Wednesday, April 10, 2024

Leaf Ghost #137

Back to Copics. These are the same colors as Leaf Ghost #48 only reversed. And the shadow is Cool Grey 5.

Wednesday, April 3, 2024

Leaf Ghost #136

Same pens, same inks, this time on tan paper. Drop shadow done entirely with hatching using the narrower tip.

Saturday, March 30, 2024

Leaf Ghost #135

Same inks and pens as #133, only with the colors reversed.

The experiment here was to do the drop shadow with lines while the work was in progress rather than using markers or watercolors at the end. Seemed to work. Would do again.

Monday, March 11, 2024

Leaf Ghost #134

I recently saw an exhibit at the Nelson about watercolor technique. I wish they’d do more of this sort of thing, as I found it interesting and inspirational. I was particularly fond of "Italian Hills" by Arthur Bowen Davies, so I thought I’d try applying his technique to a leaf ghost.

Ghost geometry produces a much different look and feel from a landscape, but it was still a fun experiment. This is also my first time working in mixed media with both watercolor (background) and gouache (foreground).


Saturday, March 9, 2024

Leaf Ghost #133

So lots of firsts here.

The main one is the use of text as the main graphic element. Appropriately enough, the story is Poe’s “The Masque of the Red Death.” While working, I referred to the entry in It Takes Every Word, a lit anthology (complete with writing prompts) I put together and illustrated several years ago.

I used Winsor & Newton Deep Red and Black India loaded into Rapidograph tech pens (0.35 and 0.7 mm, one for each color for a total of four pens). I’ve used line width variation before, and I also used tech pens recently. But this is my first time combining colors and widths exactly this way.

Of course with the image also being a story, the only way to do it was to go line by line, copying the text and switching pens each time the hue or brightness changed. More than once I found myself wishing I was working with something less temperamental than tech pens.

This is also my first time working with pens on illustration board. I guess I could have used a sketchbook, but somehow I sensed that I might want this one to be more of a stand-alone.

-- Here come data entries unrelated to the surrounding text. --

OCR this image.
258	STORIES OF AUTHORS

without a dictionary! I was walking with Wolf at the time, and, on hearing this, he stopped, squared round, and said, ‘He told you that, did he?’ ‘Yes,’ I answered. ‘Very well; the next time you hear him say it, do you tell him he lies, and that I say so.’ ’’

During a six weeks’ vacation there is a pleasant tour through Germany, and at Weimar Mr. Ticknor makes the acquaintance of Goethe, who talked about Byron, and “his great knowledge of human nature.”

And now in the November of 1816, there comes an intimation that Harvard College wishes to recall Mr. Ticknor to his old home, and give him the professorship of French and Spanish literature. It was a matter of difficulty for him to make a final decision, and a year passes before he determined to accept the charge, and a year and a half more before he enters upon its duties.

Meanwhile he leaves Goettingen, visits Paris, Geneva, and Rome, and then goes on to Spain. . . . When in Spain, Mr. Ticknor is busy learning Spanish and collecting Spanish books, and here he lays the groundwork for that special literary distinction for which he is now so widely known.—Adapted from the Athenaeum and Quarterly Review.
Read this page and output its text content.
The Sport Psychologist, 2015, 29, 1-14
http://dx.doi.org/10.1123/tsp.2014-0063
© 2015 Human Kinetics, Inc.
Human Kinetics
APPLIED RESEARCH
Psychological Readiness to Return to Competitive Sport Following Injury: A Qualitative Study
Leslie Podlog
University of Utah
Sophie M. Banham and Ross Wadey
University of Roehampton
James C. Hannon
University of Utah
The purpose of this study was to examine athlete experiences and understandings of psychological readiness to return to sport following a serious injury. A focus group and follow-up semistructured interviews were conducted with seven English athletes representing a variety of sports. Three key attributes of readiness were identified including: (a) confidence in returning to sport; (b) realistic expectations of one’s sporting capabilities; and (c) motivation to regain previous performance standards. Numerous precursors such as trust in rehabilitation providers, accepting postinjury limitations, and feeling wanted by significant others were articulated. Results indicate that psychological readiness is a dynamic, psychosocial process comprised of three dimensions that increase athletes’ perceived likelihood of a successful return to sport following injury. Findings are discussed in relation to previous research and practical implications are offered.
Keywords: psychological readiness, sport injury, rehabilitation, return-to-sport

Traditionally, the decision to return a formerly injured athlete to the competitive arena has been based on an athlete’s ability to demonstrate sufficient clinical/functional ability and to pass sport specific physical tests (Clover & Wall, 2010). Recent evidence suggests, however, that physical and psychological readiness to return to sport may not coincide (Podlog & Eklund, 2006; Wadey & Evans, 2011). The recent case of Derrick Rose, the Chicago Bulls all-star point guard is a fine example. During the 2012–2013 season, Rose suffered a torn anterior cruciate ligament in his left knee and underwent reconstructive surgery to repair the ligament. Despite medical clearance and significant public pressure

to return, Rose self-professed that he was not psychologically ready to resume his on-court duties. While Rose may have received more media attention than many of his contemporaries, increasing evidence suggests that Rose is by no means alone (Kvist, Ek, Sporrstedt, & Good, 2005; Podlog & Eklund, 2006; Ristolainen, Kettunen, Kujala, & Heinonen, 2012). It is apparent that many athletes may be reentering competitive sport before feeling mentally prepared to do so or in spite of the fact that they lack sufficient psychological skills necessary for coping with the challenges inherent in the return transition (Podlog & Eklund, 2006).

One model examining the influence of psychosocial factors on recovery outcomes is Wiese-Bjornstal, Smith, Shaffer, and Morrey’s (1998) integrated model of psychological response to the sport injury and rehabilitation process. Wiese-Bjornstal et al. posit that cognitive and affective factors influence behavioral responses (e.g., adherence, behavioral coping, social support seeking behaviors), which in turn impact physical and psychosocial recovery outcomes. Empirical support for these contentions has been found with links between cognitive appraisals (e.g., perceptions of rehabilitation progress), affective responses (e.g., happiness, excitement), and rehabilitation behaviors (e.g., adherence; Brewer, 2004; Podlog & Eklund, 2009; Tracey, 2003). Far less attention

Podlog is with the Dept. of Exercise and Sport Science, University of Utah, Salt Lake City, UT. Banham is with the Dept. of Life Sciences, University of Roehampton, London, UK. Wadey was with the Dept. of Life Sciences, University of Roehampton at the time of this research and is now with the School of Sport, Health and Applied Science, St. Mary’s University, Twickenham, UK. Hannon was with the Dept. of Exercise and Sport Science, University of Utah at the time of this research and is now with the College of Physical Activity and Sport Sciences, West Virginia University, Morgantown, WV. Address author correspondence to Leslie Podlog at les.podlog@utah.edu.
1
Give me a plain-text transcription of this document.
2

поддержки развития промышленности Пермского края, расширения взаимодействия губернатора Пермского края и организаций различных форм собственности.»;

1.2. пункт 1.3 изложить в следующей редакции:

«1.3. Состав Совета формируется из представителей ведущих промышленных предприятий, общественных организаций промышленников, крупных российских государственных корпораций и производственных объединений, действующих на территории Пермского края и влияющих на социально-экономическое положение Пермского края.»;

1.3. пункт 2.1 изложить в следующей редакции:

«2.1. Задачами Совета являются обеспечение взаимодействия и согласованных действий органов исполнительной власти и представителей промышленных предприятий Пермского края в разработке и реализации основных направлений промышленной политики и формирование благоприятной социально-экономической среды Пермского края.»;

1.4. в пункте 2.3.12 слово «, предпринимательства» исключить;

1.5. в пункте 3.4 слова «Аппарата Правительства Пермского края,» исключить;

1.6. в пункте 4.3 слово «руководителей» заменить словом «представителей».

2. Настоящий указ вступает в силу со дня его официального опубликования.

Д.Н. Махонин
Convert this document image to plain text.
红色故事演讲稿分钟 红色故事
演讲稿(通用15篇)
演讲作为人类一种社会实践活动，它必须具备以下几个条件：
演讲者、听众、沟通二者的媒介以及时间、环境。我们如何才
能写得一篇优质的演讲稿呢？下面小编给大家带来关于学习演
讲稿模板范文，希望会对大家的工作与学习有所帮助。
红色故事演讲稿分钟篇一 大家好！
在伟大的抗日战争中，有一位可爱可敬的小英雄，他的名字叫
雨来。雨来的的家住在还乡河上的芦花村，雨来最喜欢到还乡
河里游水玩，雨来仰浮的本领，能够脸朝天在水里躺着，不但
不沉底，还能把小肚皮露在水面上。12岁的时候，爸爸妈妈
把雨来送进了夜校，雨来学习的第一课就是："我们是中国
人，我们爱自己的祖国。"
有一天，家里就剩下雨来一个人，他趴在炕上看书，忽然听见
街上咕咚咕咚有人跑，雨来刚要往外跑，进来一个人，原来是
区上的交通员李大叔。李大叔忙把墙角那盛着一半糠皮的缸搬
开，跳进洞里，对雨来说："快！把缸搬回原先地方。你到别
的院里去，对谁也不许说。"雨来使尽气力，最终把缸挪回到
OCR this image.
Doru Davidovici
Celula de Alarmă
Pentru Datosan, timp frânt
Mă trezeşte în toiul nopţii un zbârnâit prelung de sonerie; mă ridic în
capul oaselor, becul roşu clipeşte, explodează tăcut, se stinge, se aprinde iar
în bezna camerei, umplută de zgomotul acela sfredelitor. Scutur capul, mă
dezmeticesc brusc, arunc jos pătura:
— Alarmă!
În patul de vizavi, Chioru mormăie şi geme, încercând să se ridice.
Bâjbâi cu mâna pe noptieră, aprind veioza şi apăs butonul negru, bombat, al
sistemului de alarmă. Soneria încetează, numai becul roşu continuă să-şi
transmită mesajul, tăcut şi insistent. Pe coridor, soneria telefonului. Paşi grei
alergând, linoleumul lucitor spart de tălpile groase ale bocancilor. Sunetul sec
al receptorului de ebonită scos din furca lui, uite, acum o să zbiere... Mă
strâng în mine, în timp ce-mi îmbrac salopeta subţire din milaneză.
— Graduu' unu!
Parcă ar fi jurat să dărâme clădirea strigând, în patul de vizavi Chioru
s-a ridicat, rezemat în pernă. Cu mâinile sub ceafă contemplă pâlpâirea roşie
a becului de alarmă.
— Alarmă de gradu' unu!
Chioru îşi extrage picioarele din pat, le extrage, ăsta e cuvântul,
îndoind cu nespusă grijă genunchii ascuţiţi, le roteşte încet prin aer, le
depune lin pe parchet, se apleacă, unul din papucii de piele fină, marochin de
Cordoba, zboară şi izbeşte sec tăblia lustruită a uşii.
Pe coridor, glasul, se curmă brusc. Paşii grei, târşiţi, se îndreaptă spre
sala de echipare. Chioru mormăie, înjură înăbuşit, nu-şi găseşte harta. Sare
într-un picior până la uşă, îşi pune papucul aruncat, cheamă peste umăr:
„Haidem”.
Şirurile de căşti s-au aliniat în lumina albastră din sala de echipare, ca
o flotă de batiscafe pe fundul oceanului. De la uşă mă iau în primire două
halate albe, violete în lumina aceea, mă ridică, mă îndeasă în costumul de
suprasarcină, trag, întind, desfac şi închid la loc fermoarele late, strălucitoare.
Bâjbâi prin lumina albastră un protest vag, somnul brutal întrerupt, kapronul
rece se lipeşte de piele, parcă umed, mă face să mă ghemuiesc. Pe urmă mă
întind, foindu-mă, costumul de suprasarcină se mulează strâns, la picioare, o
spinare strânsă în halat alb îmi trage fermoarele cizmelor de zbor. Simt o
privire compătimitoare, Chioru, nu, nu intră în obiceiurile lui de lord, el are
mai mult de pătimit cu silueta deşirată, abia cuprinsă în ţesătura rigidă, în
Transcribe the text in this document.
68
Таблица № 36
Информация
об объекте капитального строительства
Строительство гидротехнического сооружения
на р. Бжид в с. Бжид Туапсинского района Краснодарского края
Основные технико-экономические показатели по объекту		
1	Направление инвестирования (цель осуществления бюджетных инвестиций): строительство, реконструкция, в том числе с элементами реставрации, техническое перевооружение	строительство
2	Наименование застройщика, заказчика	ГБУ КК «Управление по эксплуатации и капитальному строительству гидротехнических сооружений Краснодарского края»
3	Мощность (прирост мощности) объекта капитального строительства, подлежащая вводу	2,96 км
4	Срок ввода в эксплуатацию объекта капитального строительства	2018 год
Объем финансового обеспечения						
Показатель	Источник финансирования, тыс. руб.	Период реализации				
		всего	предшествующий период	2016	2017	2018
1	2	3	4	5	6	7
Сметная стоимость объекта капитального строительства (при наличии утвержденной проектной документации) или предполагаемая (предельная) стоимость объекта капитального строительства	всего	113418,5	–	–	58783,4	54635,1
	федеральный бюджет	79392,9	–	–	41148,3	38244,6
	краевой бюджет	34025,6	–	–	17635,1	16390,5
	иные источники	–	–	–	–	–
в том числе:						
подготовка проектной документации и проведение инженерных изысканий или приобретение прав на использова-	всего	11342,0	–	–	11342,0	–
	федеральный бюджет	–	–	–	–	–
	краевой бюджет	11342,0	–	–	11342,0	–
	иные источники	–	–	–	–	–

One more first: I’d never used the same pen for the art and the caption at the bottom.


Friday, March 8, 2024

Leaf Ghost #132

Fans of the leaf ghost series may recognize this color combination from #105. However, this is Koh-I-Noor Scarlet rather than Winsor & Newton Deep Red.

So this ghost is an ink test, both to see whether the color was good and also whether cleanup would be easy. Yes and no.

The color is a darker red that looks a little like dried blood, which will make it perfect for an upcoming ghost. Unfortunately it was a colossal pain to clean off the dip pen nib. Neither water nor alcohol completely removed it, so I had to resort to paint thinner. And that makes it unusable for the future project I have in mind, because I’ll use tech pens for that and they’re hard enough to clean even when the ink isn’t stubborn.

But that’s okay. The W&N ink looks pretty much the same, and it dissolves easily with water.

Wednesday, February 28, 2024

Leaf Ghost #131

These are the same Copic colors as last time, only this time I applied them with the markers directly rather than with the airbrush tool.

I also alternated colors from row to row (more or less) rather than doing all of one color at once. I’ve noticed in the past that some markers tend to dry up a little after a few minutes of constant use, so I thought I’d see if giving them a break between rows might help. Turned out it didn’t make much difference. BG78 Bronze in particular weakened as I went (compare the upper left to the lower right), while the other background color (BG57 Jade) fared better.

Both the blues I used for the leaf stayed strong for the whole time. This is the difference I’d expect for two nearly identical hues and shades: B28 Royal Blue and B29 Ultramarine. They were much farther apart in the airbrushed ghost.

Also Ultramarine was the first color I chose, in honor of it being W&N’s color story of the week. The rest just naturally fell into place after testing what markers did and didn’t work with the new tool.